Resumindo, não é o Estado que vende, dizem, mas é curiosamente o Estado que beneficia com a venda, dizem também

O assunto da semana, sobre o qual já ninguém aguenta ouvir falar, é um caso com perguntas à espera de respostas. Falo das 85 obras do pintor catalão Joan Miró propriedade do antigo BPN, banco nacionalizado em 2008. Ou dos "Mirós", como rapidamente foram absorvidos na nossa língua. 

"Os Mirós" são familiares como a mobília de casa da avó, embora muito poucas pessoas os tenham visto. São uma herança inconveniente, tratados como mamarrachos a despachar por quem der mais. "Os Mirós" parecem as salvas e os serviços de prata de que ninguém gostava a não ser uma pessoa da família. Neste caso, como costuma acontecer nas famílias, o primo afastado, que será o antigo secretário de Estado da Cultura Francisco José Viegas, não teve voto na matéria. Segundo o que sabemos, houve uma proposta para fazer uma exposição que não foi autorizada pelo Ministério das Finanças. E porquê? Porque, somos também informados, aquelas obras não são "nossas", apesar de o banco ter sido nacionalizado. O Estado ter injectado 4 ou 5 mil milhões de euros no BPN parece não ser relevante neste caso. As obras seriam vendidas para abater a dívida, como acontece por vezes na venda das pratas. 

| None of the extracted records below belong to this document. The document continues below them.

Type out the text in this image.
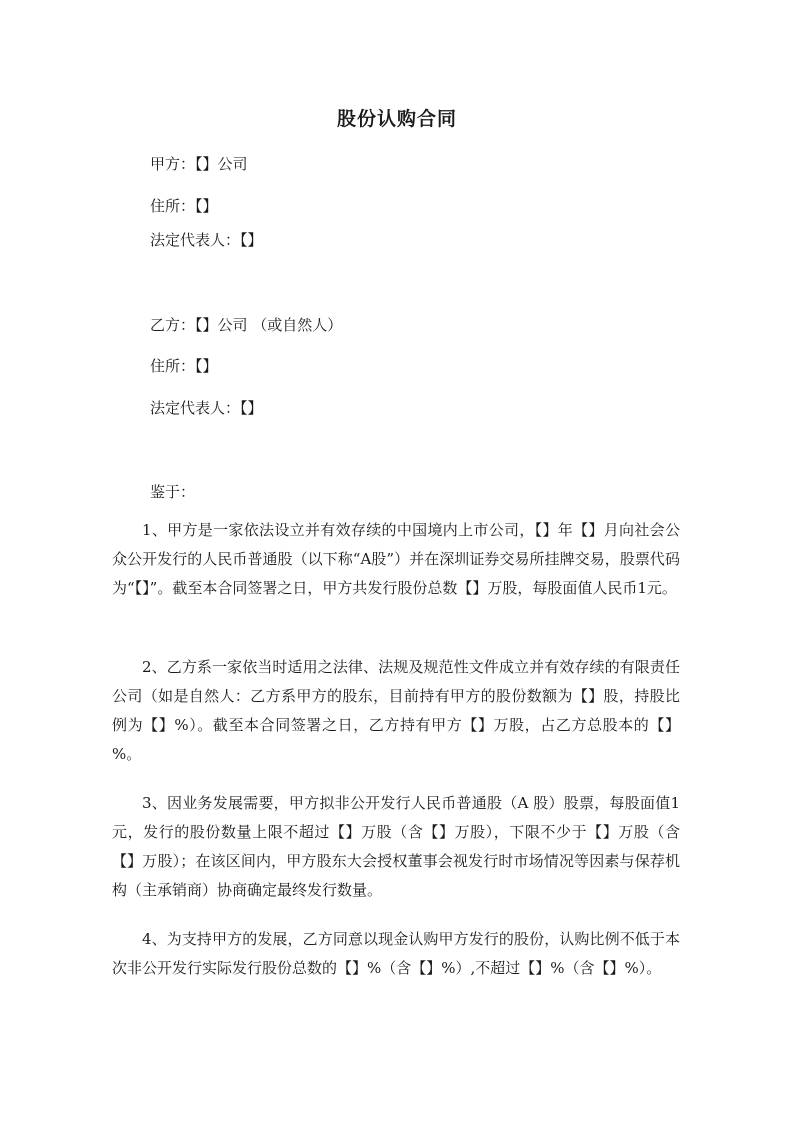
股份认购合同
甲方：【】公司
住所：【】
法定代表人：【】
乙方：【】公司 （或自然人）
住所：【】
法定代表人：【】
鉴于：
1、甲方是一家依法设立并有效存续的中国境内上市公司，【】年【】月向社会公众公开发行的人民币普通股（以下称“A股”）并在深圳证券交易所挂牌交易，股票代码为“【】”。截至本合同签署之日，甲方共发行股份总数【】万股，每股面值人民币1元。
2、乙方系一家依当时适用之法律、法规及规范性文件成立并有效存续的有限责任公司（如是自然人：乙方系甲方的股东，目前持有甲方的股份数额为【】股，持股比例为【】%）。截至本合同签署之日，乙方持有甲方【】万股，占乙方总股本的【】%。
3、因业务发展需要，甲方拟非公开发行人民币普通股（A 股）股票，每股面值1元，发行的股份数量上限不超过【】万股（含【】万股），下限不少于【】万股（含【】万股）；在该区间内，甲方股东大会授权董事会视发行时市场情况等因素与保荐机构（主承销商）协商确定最终发行数量。
4、为支持甲方的发展，乙方同意以现金认购甲方发行的股份，认购比例不低于本次非公开发行实际发行股份总数的【】%（含【】%）,不超过【】%（含【】%）。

O problema bicudo surge na ausência de respostas às seguintes interrogações: se "os Mirós" não são nossos, quem está a fazer o negócio com a Christie's? Respondem, à espera da próxima pergunta, que é a Parvalorem, uma sociedade criada para recuperar créditos do BPN. A Parvalorem é, portanto, a proprietária das obras. Acontece que o seu único accionista é o Estado. Aliás, dizem-nos repetidamente que o dinheiro obtido com a venda das obras servirá para preencher essa espécie de poço sem fundo que foi o BPN. Resumindo, não é o Estado que vende, dizem, mas é curiosamente o Estado que beneficia da venda, dizem também. Ainda ninguém soube explicar o processo com clareza. Também ninguém na época de criação da dita Parvalorem teve a clarividência de chamar à empresa Par Valorem. 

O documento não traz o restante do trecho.